On the other side you have the best of web, developed in an evolutionary fashion over the last 15 years: unstructured text search capabilities delivered by Google and other search engines (dynamically indexed and heavily optimised for performance), simple yet efficient RESTful service (according to Ed Parsons, not many are choosing to use SOAP these days) and simpler and lighter data delivery formats like KML, GeoRSS or GeoJSON (that have a major advantage – the content can be indexed by search engines and therefore making the datasets discoverable!). As this is much simpler setup it is gaining a widespread popularity amongst “lesser geeks”. US government portal data.gov is the best example of where this approach is proving its worth.
The key lesson is, if you want to get it working – keep it simple and do not separate metadata from your data to allow easy discovery of the information. And let the community of interest define what is important rather than prescribe upfront a rigid solution. The bottom line is that Google strength is in making sense of chaos that is in cyberspace so it should be no surprise that Ed is advocating similar approach to dealing with chaos of spatial data. But can the solution be really so simple?

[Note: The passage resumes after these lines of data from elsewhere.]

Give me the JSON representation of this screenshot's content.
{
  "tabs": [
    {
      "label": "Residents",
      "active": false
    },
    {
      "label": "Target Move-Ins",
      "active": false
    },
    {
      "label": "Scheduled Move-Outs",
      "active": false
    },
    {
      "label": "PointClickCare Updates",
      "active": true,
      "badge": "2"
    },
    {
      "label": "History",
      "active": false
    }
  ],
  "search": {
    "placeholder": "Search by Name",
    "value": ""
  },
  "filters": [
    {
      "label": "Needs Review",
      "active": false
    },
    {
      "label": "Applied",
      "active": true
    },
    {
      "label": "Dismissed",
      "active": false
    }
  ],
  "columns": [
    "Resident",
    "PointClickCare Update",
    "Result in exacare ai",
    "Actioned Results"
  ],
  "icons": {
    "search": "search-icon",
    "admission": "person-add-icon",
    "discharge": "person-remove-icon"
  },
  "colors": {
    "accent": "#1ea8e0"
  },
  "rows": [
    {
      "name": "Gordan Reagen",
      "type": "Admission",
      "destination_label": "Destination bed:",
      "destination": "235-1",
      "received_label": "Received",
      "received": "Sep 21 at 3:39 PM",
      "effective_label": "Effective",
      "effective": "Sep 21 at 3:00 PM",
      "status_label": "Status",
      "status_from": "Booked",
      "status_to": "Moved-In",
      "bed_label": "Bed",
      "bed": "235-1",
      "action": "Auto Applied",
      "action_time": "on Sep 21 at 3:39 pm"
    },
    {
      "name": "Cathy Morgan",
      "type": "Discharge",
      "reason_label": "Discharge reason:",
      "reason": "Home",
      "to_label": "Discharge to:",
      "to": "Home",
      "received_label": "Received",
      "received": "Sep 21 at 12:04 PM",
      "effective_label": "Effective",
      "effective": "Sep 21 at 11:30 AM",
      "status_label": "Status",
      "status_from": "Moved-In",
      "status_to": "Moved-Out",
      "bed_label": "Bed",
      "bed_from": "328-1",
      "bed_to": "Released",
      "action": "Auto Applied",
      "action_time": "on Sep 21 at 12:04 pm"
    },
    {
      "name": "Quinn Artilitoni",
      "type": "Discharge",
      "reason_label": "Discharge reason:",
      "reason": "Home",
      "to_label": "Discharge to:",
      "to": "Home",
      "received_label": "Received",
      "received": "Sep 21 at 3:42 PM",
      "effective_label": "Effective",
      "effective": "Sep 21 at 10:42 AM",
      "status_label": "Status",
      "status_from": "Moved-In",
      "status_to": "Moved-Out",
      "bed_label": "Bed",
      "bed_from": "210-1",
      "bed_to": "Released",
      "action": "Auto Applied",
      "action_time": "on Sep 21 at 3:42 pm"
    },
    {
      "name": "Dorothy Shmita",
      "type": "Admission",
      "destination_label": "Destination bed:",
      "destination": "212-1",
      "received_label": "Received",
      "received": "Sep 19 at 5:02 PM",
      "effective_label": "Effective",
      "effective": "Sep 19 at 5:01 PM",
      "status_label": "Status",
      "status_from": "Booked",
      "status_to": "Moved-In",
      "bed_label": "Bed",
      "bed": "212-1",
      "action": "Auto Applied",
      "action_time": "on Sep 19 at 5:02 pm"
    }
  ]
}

The key issue is that most of us, especially scientists, would like to have a definite answer when we search for the right information. That is: “There are 3 data sets matching your search criteria” rather than: “There are 30,352 datasets found, first 100 closest matches are listed below…” (ie. the “Google way”). There is always that uncertainty, “Is there something better/ more appropriate out there or should I accept what Google is serving as the top search result?... What if I choose the incomplete or not the latest version of the dataset?”… So the need for highly structured approach to classify and manage spatial information is understandable but it comes at a heavy cost (both time and money) and in the end it can serve only the needs of a small and well defined group of users. “The web” approach can certainly bring quick results and open up otherwise inaccessible stores of spatial information to masses but I doubt it can easily address the issue of “the most authoritative source” that is so important with spatial information. In the end, the optimal solution will probably be a hybrid of the two approaches but one thing is certain, we will arrive at that optimal solution by evolution and not by design!